Quick start

If you’re in a hurry and can’t read too much documentation, here’s a quick way to use JLOH with commonly available files derived from NGS data analysis. If, instead, you’re working with a hybrid organism, make sure you read this section: Working with hybrids.

Requirements

JLOH is built to work as an addition to any common variant calling pipeline. These pipelines are based on two steps: 1) read mapping and 2) variant calling. Regardless of the tool used to map the reads, the most common alignment format is the SAM format (or its binary version BAM). In the calling step, regardless of the tool used to call variants the output is most often in VCF format.

These are the files you need as input to infer LOH blocks.

File type

Description

FASTA

The reference genome sequence where you map your genomic reads.

BAM

The output of the mapping step.

VCF

The file containing all the single-nucleotide polymorphisms (SNPs) called from the BAM file onto the FASTA file.

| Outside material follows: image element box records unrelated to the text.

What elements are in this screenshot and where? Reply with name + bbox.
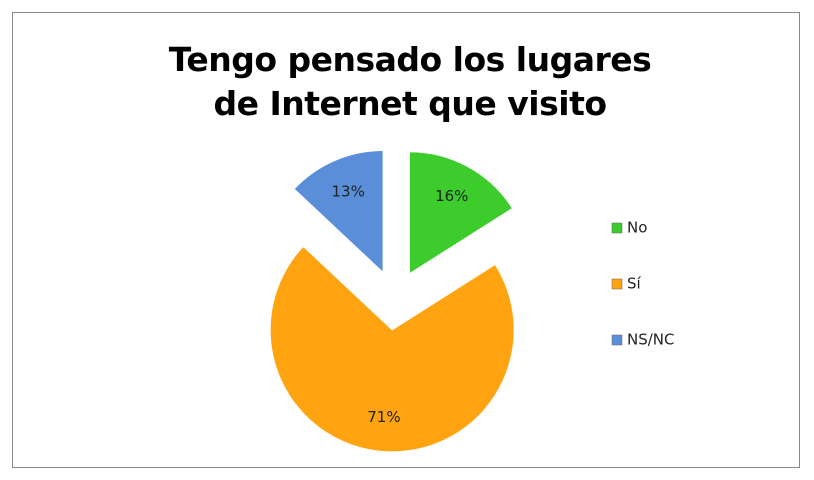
pie-slice <box>293 149 384 274</box>
pie-slice <box>269 245 515 453</box>
legend-swatch <box>611 278 623 290</box>
legend-label: NS/NC <box>627 331 675 349</box>
legend-label: No <box>627 219 647 237</box>
legend-swatch <box>611 222 623 234</box>
data-label: 16% <box>435 187 468 205</box>
pie-slice <box>408 151 514 275</box>
legend-label: Sí <box>627 275 642 293</box>
data-label: 13% <box>332 182 365 200</box>
legend-swatch <box>611 334 623 346</box>
chart-title: Tengo pensado los lugares de Internet qu… <box>168 40 652 123</box>
data-label: 71% <box>367 408 400 426</box>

These three files will highlight the positions in which the genotype represented from the reads has lost heterozygosity when compared to the genotype represented by the reference.

Calculating SNP density

This is done with jloh stats, for details see Modelling SNP density. Run the command:

jloh stats --vcf my_variants.vcf

And choose the thresholds of SNP density for heterozygous and homozygous SNPs.

Extracting blocks

The second step is the inference of LOH blocks. This step is done with jloh extract. At the very minimum, the program requires these parameters:

jloh extract --vcf my_variants.vcf --bam my_mappings.bam --ref my_reference_genome.fasta

Besides the three input parameters, we encourage you to set at least two other parameters, even though they have default values:

  • --min-snps-kbp <N,N>: heterozygous/homozygous minimum SNP/kbp densities to label a region as heterozygous/homozygous

  • --threads: number of parallel operations

Among the output files, there is also a table with the inferred LOH blocks which will end with *LOH_blocks.tsv. This is the main output of the program.